As well as the Zulu War of 1879 and other contemporary frontier-based rebellions, there were nine other wars, once called 'the Kaffir Wars' but now known as the Cape Frontier or Xhosa Wars. These were waged between 1779 and 1879 against the Xhosa people, who fought to defend their lands and cattle against encroachment and appropriation by Boers and British settlers. In the first three, the Xhosa were opposed by Boer commandos; in the remaining six, the Xhosa's enemies were British regular and locally raised forces. The South Africa Medal 1834-53 was instituted in the latter year for award to those involved in what was, to the British, the 'Third Kaffir War' but which was, in reality, the Eighth Frontier War, 1850-53. The medal's terms of award were subsequently ante-dated to cover the First (Sixth) and Second (Seventh) 'Kaffir Wars' of 1834-35 and 1846-47 respectively. The Fourth and Fifth Frontier Wars of 1811-12 and 1818-19 did not merit a campaign medal.

The most well-known of the local regiments and, significantly, the most well-represented in this fine collection, was the Cape Mounted Riflemen (or Rifles). Initially raised from the native infantry component of the Cape Corps in 1827, the regiment gradually became more European in composition - as the medals in this collection indicate. It was actively engaged in the Sixth, Seventh and Eighth Wars and was, as its name suggests, mounted infantry; disbanded in 1870, it was re-raised from the Frontier Armed and Mounted Police in 1878.

By 1877, British settlement in Cape Colony was well-established. As a result, the character of the colony's armed forces had almost completely changed from being that of 'local levies' to that of citizen volunteers. This change had been perceptible by the early 1850s but became marked in the 1860s, with the Cape's volunteer regiments coming closely to replicate the contemporary Rifle Volunteers of Great Britain in their composition, armament and uniforms.

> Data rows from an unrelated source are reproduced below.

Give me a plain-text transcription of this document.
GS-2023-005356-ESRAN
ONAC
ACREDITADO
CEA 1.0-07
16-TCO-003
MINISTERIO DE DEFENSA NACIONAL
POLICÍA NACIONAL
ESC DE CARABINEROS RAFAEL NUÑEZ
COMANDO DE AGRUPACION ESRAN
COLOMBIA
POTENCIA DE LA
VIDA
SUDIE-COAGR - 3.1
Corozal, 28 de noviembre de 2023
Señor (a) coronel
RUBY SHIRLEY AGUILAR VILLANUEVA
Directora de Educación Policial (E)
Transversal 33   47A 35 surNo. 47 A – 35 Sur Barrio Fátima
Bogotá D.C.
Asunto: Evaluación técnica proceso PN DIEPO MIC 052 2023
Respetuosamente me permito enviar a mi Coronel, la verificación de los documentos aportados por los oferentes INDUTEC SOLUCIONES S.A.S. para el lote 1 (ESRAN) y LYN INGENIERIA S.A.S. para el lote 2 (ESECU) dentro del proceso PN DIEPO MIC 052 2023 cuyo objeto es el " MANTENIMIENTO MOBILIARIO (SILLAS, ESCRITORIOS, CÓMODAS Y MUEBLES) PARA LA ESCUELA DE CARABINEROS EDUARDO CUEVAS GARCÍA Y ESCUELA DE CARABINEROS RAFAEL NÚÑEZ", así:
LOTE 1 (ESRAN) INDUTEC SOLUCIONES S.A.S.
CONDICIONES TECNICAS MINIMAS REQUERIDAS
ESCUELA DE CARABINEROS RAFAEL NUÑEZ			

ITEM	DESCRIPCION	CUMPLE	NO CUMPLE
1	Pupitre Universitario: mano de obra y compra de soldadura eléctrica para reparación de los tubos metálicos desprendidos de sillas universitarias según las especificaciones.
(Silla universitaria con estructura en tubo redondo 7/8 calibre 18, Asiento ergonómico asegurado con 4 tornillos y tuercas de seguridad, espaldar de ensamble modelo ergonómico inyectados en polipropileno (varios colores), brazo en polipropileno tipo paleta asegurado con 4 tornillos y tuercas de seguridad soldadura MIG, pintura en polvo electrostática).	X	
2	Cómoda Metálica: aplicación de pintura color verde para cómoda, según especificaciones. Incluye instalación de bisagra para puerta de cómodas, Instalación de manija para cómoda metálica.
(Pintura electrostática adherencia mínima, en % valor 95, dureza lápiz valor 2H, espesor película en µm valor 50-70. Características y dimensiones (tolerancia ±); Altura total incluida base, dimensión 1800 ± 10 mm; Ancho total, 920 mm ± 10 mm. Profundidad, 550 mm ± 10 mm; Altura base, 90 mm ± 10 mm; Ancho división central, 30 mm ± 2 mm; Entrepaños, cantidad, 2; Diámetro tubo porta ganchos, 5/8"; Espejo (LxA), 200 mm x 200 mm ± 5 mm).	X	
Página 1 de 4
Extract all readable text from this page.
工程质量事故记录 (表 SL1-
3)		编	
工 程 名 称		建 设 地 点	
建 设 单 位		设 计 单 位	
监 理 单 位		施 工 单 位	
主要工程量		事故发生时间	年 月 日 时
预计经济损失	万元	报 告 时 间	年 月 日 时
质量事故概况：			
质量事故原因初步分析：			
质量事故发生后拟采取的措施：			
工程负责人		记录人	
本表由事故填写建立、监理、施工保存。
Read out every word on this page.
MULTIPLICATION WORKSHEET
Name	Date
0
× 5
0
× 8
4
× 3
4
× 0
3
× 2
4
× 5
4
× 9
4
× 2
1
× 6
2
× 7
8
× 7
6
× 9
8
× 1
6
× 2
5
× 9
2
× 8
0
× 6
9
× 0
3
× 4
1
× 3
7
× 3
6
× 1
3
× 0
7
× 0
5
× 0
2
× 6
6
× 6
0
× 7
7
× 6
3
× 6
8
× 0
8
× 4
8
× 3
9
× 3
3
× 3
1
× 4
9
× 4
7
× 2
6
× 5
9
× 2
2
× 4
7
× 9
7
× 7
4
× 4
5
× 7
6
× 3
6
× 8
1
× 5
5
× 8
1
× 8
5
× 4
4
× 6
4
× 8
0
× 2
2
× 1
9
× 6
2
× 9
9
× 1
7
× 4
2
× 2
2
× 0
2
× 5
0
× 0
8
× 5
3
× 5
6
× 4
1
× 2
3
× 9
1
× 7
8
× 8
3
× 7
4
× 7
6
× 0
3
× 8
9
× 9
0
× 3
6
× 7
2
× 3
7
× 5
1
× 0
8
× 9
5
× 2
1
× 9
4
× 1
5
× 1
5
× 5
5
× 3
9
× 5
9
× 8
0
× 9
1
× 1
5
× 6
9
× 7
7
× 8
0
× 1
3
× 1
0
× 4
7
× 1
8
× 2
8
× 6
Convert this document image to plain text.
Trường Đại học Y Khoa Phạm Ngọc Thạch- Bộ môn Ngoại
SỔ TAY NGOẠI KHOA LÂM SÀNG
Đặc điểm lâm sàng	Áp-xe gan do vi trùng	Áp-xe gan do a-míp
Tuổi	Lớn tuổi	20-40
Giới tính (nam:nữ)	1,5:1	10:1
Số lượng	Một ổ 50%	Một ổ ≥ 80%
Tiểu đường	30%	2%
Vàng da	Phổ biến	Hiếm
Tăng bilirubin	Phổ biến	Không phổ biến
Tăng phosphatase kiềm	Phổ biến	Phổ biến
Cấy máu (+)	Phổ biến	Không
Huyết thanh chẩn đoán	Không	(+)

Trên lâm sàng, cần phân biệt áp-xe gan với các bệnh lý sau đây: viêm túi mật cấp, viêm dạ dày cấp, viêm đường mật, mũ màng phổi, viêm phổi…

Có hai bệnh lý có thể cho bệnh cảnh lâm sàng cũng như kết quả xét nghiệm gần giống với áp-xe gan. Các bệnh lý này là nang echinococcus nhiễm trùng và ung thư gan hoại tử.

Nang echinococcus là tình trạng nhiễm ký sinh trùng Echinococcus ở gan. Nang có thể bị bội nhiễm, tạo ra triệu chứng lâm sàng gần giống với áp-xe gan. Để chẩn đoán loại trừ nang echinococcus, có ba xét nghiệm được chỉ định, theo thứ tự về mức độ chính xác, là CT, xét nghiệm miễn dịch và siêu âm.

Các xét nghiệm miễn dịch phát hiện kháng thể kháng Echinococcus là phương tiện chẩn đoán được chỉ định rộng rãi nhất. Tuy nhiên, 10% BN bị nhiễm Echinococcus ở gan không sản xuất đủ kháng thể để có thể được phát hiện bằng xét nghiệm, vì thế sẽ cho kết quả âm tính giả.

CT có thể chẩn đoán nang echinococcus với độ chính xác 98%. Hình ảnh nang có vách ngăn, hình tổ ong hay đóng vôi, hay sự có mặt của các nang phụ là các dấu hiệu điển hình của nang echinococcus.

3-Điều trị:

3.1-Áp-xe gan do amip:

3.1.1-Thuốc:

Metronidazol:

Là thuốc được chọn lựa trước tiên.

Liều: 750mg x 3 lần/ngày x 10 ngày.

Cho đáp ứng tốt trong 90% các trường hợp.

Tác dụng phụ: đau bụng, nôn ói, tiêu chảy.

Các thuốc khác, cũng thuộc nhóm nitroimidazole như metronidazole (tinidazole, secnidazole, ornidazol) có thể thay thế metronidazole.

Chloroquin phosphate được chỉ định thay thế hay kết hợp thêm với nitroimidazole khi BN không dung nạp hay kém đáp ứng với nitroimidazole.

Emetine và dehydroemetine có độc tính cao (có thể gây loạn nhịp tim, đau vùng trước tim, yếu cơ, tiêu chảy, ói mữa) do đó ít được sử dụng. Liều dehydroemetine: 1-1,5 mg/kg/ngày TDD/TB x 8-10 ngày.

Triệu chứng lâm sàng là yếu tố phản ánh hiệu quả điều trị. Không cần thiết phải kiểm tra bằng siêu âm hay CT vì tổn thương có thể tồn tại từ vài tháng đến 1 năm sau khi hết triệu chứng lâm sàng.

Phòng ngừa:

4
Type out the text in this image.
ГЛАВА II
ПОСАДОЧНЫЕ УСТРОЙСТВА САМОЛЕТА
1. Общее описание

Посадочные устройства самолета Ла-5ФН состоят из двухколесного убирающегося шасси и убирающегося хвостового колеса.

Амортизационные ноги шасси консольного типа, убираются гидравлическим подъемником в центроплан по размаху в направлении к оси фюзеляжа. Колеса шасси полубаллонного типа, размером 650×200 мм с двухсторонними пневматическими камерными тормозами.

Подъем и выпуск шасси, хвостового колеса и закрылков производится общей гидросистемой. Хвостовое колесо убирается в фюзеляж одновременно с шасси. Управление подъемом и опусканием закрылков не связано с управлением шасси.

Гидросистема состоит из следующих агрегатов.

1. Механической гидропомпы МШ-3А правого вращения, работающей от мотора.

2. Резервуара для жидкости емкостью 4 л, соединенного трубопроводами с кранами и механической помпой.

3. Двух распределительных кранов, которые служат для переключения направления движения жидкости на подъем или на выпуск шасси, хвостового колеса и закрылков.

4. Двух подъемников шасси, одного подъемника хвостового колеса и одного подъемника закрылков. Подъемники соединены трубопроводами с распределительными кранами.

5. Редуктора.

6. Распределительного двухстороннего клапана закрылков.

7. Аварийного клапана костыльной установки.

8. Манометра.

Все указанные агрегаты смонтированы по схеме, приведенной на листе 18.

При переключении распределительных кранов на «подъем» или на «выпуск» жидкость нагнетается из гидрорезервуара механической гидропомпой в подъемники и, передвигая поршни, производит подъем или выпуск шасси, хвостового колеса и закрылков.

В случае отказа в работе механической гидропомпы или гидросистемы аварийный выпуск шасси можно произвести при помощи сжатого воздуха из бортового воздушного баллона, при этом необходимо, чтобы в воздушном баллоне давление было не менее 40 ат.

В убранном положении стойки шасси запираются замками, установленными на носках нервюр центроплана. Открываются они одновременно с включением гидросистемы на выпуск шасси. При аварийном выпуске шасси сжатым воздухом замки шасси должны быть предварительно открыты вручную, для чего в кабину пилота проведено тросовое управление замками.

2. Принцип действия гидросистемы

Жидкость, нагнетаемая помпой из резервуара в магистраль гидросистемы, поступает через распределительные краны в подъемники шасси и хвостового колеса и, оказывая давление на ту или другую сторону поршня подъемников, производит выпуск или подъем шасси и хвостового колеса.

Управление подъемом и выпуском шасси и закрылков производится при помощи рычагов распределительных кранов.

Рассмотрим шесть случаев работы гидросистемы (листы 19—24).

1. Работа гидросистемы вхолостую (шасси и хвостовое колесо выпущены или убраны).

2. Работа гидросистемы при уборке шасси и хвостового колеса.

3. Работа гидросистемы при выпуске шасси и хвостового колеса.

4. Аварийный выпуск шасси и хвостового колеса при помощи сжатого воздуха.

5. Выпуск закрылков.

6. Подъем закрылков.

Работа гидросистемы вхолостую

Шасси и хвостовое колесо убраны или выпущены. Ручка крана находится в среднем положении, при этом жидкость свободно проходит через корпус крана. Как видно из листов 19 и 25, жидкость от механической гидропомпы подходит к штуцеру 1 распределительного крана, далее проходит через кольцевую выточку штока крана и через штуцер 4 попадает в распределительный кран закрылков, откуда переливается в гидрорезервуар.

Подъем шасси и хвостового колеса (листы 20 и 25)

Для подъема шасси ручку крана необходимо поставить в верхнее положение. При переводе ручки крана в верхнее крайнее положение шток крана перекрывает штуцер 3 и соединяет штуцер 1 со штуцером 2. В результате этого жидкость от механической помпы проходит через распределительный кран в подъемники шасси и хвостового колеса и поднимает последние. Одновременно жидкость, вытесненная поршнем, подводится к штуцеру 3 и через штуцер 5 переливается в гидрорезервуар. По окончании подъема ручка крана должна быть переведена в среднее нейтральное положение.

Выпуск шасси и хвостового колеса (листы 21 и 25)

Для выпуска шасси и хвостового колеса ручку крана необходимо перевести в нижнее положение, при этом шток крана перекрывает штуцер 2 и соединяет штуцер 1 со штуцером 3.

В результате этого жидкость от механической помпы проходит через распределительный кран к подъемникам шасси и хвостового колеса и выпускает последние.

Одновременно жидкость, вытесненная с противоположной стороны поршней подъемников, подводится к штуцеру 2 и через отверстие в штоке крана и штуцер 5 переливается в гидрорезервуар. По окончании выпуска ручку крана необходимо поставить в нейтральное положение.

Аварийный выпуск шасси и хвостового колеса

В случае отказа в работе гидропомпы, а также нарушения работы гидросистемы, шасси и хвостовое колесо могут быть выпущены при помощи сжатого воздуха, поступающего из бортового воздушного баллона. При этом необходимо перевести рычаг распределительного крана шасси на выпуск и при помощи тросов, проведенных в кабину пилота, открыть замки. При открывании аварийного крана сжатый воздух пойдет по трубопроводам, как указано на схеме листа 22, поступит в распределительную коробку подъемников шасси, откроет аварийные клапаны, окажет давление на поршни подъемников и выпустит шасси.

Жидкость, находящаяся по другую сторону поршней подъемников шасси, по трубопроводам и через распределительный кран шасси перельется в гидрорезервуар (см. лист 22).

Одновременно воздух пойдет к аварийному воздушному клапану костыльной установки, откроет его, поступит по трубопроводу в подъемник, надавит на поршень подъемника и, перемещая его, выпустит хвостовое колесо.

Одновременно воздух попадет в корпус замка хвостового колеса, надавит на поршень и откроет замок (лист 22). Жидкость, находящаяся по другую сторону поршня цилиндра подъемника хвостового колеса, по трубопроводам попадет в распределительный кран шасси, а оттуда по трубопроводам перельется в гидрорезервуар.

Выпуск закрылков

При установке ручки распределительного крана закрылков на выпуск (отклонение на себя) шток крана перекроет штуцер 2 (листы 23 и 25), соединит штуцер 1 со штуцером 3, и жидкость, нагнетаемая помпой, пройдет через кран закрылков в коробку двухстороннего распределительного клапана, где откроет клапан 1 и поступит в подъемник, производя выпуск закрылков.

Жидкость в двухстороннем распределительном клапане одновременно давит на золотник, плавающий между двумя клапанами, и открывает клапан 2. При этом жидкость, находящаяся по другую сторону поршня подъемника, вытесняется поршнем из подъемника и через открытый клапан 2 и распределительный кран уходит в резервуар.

By 1861, there were 37 volunteer corps in Cape Town and its vicinity, with several in the eastern Cape. Many of these units, as the South Africa Medals 1877-79 in this collection amply demonstrate, volunteered to fight in the Ninth and last Frontier War of 1877-78; several were raised specifically for it. Many also served in the Zulu War of 1879, in the Northern Border War of 1878-79 and in Basotholand during 1880-81. The very varied nature of their raising, their composition and their fighting experience and qualities are extensively explored in the notes that accompany the individual medals and to which little more could be added. It is, however, a mark of the quality of some of the units that they remained in existence long after the conflicts for which they were raised, gaining fame and glory playing their part in the armed forces of South Africa in two world wars.

Collections such as that to which this is an Introduction will be familiar to the modern experienced medal collector: tightly focussed on particular campaigns and their medals, meticulously selected and extensively researched - one might almost say 'curated'. This collection is a monument to its creator and a model for all collectors.


The Royal Navy and Royal Marines

South Africa 1834-53 (W. Reid. Private. R.M.), lightly engraved pawn broker's mark by suspension claw, edge nicks, very fine

William Read is recorded as serving aboard H.M.S. Castor during the campaign of 1850-53. During that period Her Majesty's Ships Castor, Dee, Hermes, Rhadamanthus and Styx were all heavily employed in conveying troops, ammunition and stores from one side of the Cape to the other, and the crews were exposed to great danger in landing soldiers, horses and equipment through the heavy surf.

It is likely that Marines from H.M.S. Castor were put ashore at the base on the Buffalo to keep open communications between the Army and the Squadron; now named East London, it was fortified and used for commissariat stores; please note the difference in the spelling of the recipient's surname versus the medal roll entry.